Das nove faixas, pelo menos quatro tocam em temas como separação, amizade, relacionamento e auto-afirmação como "Tudo por nós 2" que diz em seus versos:

"Ei, se liga aí
Eu ainda não morri
Eu tô aqui
(...)
Todo esse barulho
É pra nos confundir
Nada vai nos dividir (...)"
Algumas faixas deixam a impressão de que são indiretas ao novo ex-membro da banda, mas não passa disso, não só as faixas funcionam muito bem fora do contexto da recente separação mas os próprios membros já trataram de declarar como a relação com Frejat foi encerrada profissionalmente, e apenas isso.

Viva abre com "Eu Nunca Estou Só", uma faixa que demonstra como a música negra americana está no DNA do Barão. Um lick no violão construído sobre a pentatônica dá o tom de Blues para o início e uma estrofe em estilo Rap fecha a canção e ao mesmo tempo, o ciclo do legado negro na música.
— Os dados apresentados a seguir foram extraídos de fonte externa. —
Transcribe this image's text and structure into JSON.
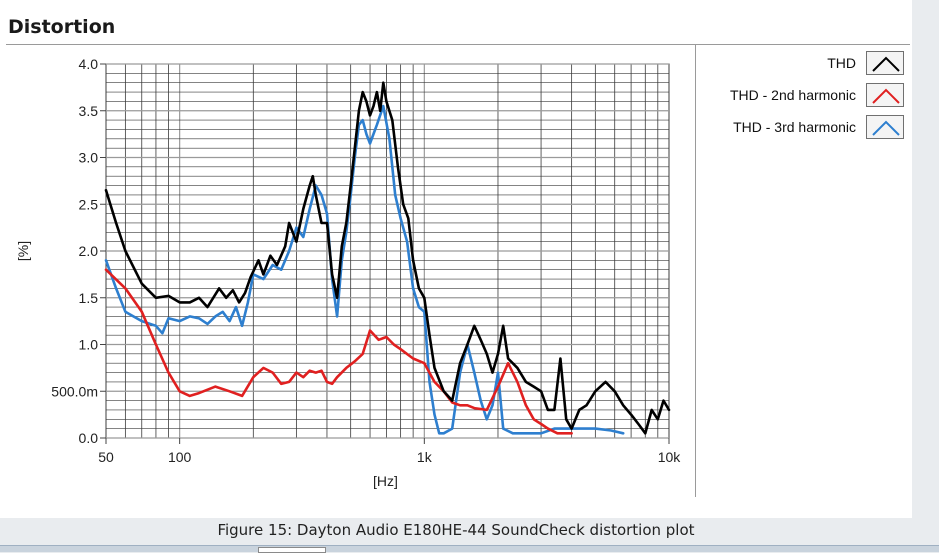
{
  "page": {
    "title": "Distortion",
    "caption": "Figure 15: Dayton Audio E180HE-44 SoundCheck distortion plot"
  },
  "legend": [
    {
      "label": "THD",
      "color": "#000000"
    },
    {
      "label": "THD - 2nd harmonic",
      "color": "#e02020"
    },
    {
      "label": "THD - 3rd harmonic",
      "color": "#2e7fcf"
    }
  ],
  "chart_data": {
    "type": "line",
    "title": "Distortion",
    "xlabel": "[Hz]",
    "ylabel": "[%]",
    "xscale": "log",
    "xlim": [
      50,
      10000
    ],
    "ylim": [
      0,
      4
    ],
    "grid": true,
    "legend_position": "right",
    "x_ticks": [
      {
        "value": 50,
        "label": "50"
      },
      {
        "value": 100,
        "label": "100"
      },
      {
        "value": 1000,
        "label": "1k"
      },
      {
        "value": 10000,
        "label": "10k"
      }
    ],
    "y_ticks": [
      {
        "value": 0,
        "label": "0.0"
      },
      {
        "value": 0.5,
        "label": "500.0m"
      },
      {
        "value": 1.0,
        "label": "1.0"
      },
      {
        "value": 1.5,
        "label": "1.5"
      },
      {
        "value": 2.0,
        "label": "2.0"
      },
      {
        "value": 2.5,
        "label": "2.5"
      },
      {
        "value": 3.0,
        "label": "3.0"
      },
      {
        "value": 3.5,
        "label": "3.5"
      },
      {
        "value": 4.0,
        "label": "4.0"
      }
    ],
    "series": [
      {
        "name": "THD",
        "color": "#000000",
        "points": [
          [
            50,
            2.65
          ],
          [
            55,
            2.3
          ],
          [
            60,
            2.0
          ],
          [
            70,
            1.65
          ],
          [
            80,
            1.5
          ],
          [
            90,
            1.52
          ],
          [
            100,
            1.45
          ],
          [
            110,
            1.45
          ],
          [
            120,
            1.5
          ],
          [
            130,
            1.4
          ],
          [
            145,
            1.6
          ],
          [
            155,
            1.5
          ],
          [
            165,
            1.58
          ],
          [
            175,
            1.45
          ],
          [
            185,
            1.55
          ],
          [
            195,
            1.72
          ],
          [
            210,
            1.9
          ],
          [
            220,
            1.75
          ],
          [
            235,
            1.95
          ],
          [
            250,
            1.85
          ],
          [
            270,
            2.05
          ],
          [
            280,
            2.3
          ],
          [
            300,
            2.1
          ],
          [
            320,
            2.45
          ],
          [
            340,
            2.7
          ],
          [
            350,
            2.8
          ],
          [
            360,
            2.6
          ],
          [
            380,
            2.3
          ],
          [
            400,
            2.3
          ],
          [
            420,
            1.75
          ],
          [
            440,
            1.5
          ],
          [
            460,
            2.05
          ],
          [
            480,
            2.3
          ],
          [
            500,
            2.7
          ],
          [
            520,
            3.1
          ],
          [
            540,
            3.5
          ],
          [
            560,
            3.7
          ],
          [
            580,
            3.6
          ],
          [
            600,
            3.45
          ],
          [
            620,
            3.55
          ],
          [
            640,
            3.7
          ],
          [
            660,
            3.5
          ],
          [
            680,
            3.8
          ],
          [
            700,
            3.6
          ],
          [
            740,
            3.4
          ],
          [
            780,
            2.9
          ],
          [
            820,
            2.5
          ],
          [
            860,
            2.35
          ],
          [
            900,
            1.9
          ],
          [
            950,
            1.6
          ],
          [
            1000,
            1.5
          ],
          [
            1050,
            1.1
          ],
          [
            1100,
            0.75
          ],
          [
            1200,
            0.5
          ],
          [
            1300,
            0.4
          ],
          [
            1400,
            0.8
          ],
          [
            1500,
            1.0
          ],
          [
            1600,
            1.2
          ],
          [
            1700,
            1.05
          ],
          [
            1800,
            0.9
          ],
          [
            1900,
            0.7
          ],
          [
            2000,
            0.9
          ],
          [
            2100,
            1.2
          ],
          [
            2200,
            0.85
          ],
          [
            2400,
            0.75
          ],
          [
            2600,
            0.6
          ],
          [
            2800,
            0.55
          ],
          [
            3000,
            0.5
          ],
          [
            3200,
            0.3
          ],
          [
            3400,
            0.3
          ],
          [
            3600,
            0.85
          ],
          [
            3800,
            0.2
          ],
          [
            4000,
            0.1
          ],
          [
            4300,
            0.3
          ],
          [
            4600,
            0.35
          ],
          [
            5000,
            0.5
          ],
          [
            5500,
            0.6
          ],
          [
            6000,
            0.5
          ],
          [
            6500,
            0.35
          ],
          [
            7000,
            0.25
          ],
          [
            7500,
            0.15
          ],
          [
            8000,
            0.05
          ],
          [
            8500,
            0.3
          ],
          [
            9000,
            0.2
          ],
          [
            9500,
            0.4
          ],
          [
            10000,
            0.3
          ]
        ]
      },
      {
        "name": "THD - 2nd harmonic",
        "color": "#e02020",
        "points": [
          [
            50,
            1.8
          ],
          [
            60,
            1.6
          ],
          [
            70,
            1.35
          ],
          [
            80,
            1.0
          ],
          [
            90,
            0.7
          ],
          [
            100,
            0.5
          ],
          [
            110,
            0.45
          ],
          [
            120,
            0.48
          ],
          [
            140,
            0.55
          ],
          [
            160,
            0.5
          ],
          [
            180,
            0.45
          ],
          [
            200,
            0.65
          ],
          [
            220,
            0.75
          ],
          [
            240,
            0.7
          ],
          [
            260,
            0.58
          ],
          [
            280,
            0.6
          ],
          [
            300,
            0.7
          ],
          [
            320,
            0.65
          ],
          [
            340,
            0.72
          ],
          [
            360,
            0.7
          ],
          [
            380,
            0.72
          ],
          [
            400,
            0.6
          ],
          [
            420,
            0.58
          ],
          [
            440,
            0.65
          ],
          [
            480,
            0.75
          ],
          [
            520,
            0.82
          ],
          [
            560,
            0.9
          ],
          [
            600,
            1.15
          ],
          [
            650,
            1.05
          ],
          [
            700,
            1.08
          ],
          [
            750,
            1.0
          ],
          [
            800,
            0.95
          ],
          [
            900,
            0.85
          ],
          [
            1000,
            0.8
          ],
          [
            1100,
            0.6
          ],
          [
            1200,
            0.5
          ],
          [
            1300,
            0.38
          ],
          [
            1400,
            0.35
          ],
          [
            1500,
            0.35
          ],
          [
            1600,
            0.32
          ],
          [
            1800,
            0.3
          ],
          [
            2000,
            0.55
          ],
          [
            2200,
            0.8
          ],
          [
            2400,
            0.6
          ],
          [
            2600,
            0.35
          ],
          [
            2800,
            0.2
          ],
          [
            3000,
            0.15
          ],
          [
            3200,
            0.1
          ],
          [
            3500,
            0.05
          ],
          [
            4000,
            0.05
          ]
        ]
      },
      {
        "name": "THD - 3rd harmonic",
        "color": "#2e7fcf",
        "points": [
          [
            50,
            1.9
          ],
          [
            55,
            1.6
          ],
          [
            60,
            1.35
          ],
          [
            70,
            1.25
          ],
          [
            80,
            1.2
          ],
          [
            85,
            1.12
          ],
          [
            90,
            1.28
          ],
          [
            100,
            1.25
          ],
          [
            110,
            1.3
          ],
          [
            120,
            1.28
          ],
          [
            130,
            1.22
          ],
          [
            140,
            1.3
          ],
          [
            150,
            1.35
          ],
          [
            160,
            1.25
          ],
          [
            170,
            1.4
          ],
          [
            180,
            1.2
          ],
          [
            190,
            1.45
          ],
          [
            200,
            1.75
          ],
          [
            220,
            1.7
          ],
          [
            240,
            1.85
          ],
          [
            260,
            1.8
          ],
          [
            280,
            2.0
          ],
          [
            300,
            2.25
          ],
          [
            320,
            2.15
          ],
          [
            340,
            2.45
          ],
          [
            360,
            2.7
          ],
          [
            380,
            2.6
          ],
          [
            400,
            2.4
          ],
          [
            420,
            1.7
          ],
          [
            440,
            1.3
          ],
          [
            460,
            1.9
          ],
          [
            480,
            2.2
          ],
          [
            500,
            2.6
          ],
          [
            520,
            3.0
          ],
          [
            540,
            3.35
          ],
          [
            560,
            3.4
          ],
          [
            580,
            3.25
          ],
          [
            600,
            3.15
          ],
          [
            640,
            3.35
          ],
          [
            680,
            3.55
          ],
          [
            720,
            3.2
          ],
          [
            760,
            2.6
          ],
          [
            800,
            2.35
          ],
          [
            850,
            2.1
          ],
          [
            900,
            1.6
          ],
          [
            950,
            1.4
          ],
          [
            1000,
            1.35
          ],
          [
            1050,
            0.6
          ],
          [
            1100,
            0.25
          ],
          [
            1150,
            0.05
          ],
          [
            1200,
            0.05
          ],
          [
            1300,
            0.1
          ],
          [
            1400,
            0.7
          ],
          [
            1500,
            1.0
          ],
          [
            1600,
            0.7
          ],
          [
            1700,
            0.4
          ],
          [
            1800,
            0.2
          ],
          [
            1900,
            0.35
          ],
          [
            2000,
            0.7
          ],
          [
            2100,
            0.1
          ],
          [
            2300,
            0.05
          ],
          [
            2600,
            0.05
          ],
          [
            3000,
            0.05
          ],
          [
            3400,
            0.1
          ],
          [
            3800,
            0.1
          ],
          [
            4300,
            0.1
          ],
          [
            5000,
            0.1
          ],
          [
            5800,
            0.08
          ],
          [
            6500,
            0.05
          ]
        ]
      }
    ]
  }
}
Confesso que ainda não me acostumei com essa faixa e apesar da temática coerente não apenas nela própria, mas com todo o tema de ciclo/renascimento do álbum, ainda é a que mais me causa estranheza. É, eu não sou fã de hip-hop...

Daqui pra frente, todas as faixas têm qualidade de Lado A e apenas a última, "Pra Não Te Perder", tem cara de fim de festa, o que nem é demérito. "Por Onde Eu For", "Jeito", "Um Dia Igual ao Outro", "A Solidão Te Engole Vivo". Cada uma das faixas tem cara de hit de rádio (daquele tempo quando rádio era bom) e das que menos se encaixam nesse formato, "Um Dia Igual Ao Outro", poderia estar em qualquer outro álbum da banda e aparecer no registro ao vivo da banda junto com "O Poeta Está Vivo" sem prejuízo algum.

Meu destaque absoluto fica para "Vai Ser Melhor Assim" por conta de um instrumento que salta aos ouvidos: os teclados do Mauricio Barros carregam o riff principal da música e sobrepõem as guitarras enquanto Suricato canta lindos versos de amor: "A vida é curta pra viver com quem só pensa em te foder". Clássico instantâneo.

Outro aspecto que me chamou bastante atenção é como as melodias são cativantes e as canções são simples e diretas. Nenhuma faixa do Viva é longa ou complexa como um épico do rock. Pelo contrário, são canções fáceis de cantar e dão aquela impressão de que seria muito simples pra qualquer um montar uma banda e aparecer com nove composições originais tão boas como essas (aviso: não é). 

Viva é um discaralhaço que faz o ouvinte voltar o álbum pra tocar desde o início logo que acaba e isso é algo cada vez mais raro (ainda mais pra uma banda veterana). O Barão Vermelho conseguiu não apenas estabelecer mais uma vez seu novo vocalista como provou que a chama ainda está acesa na banda. Imperdível.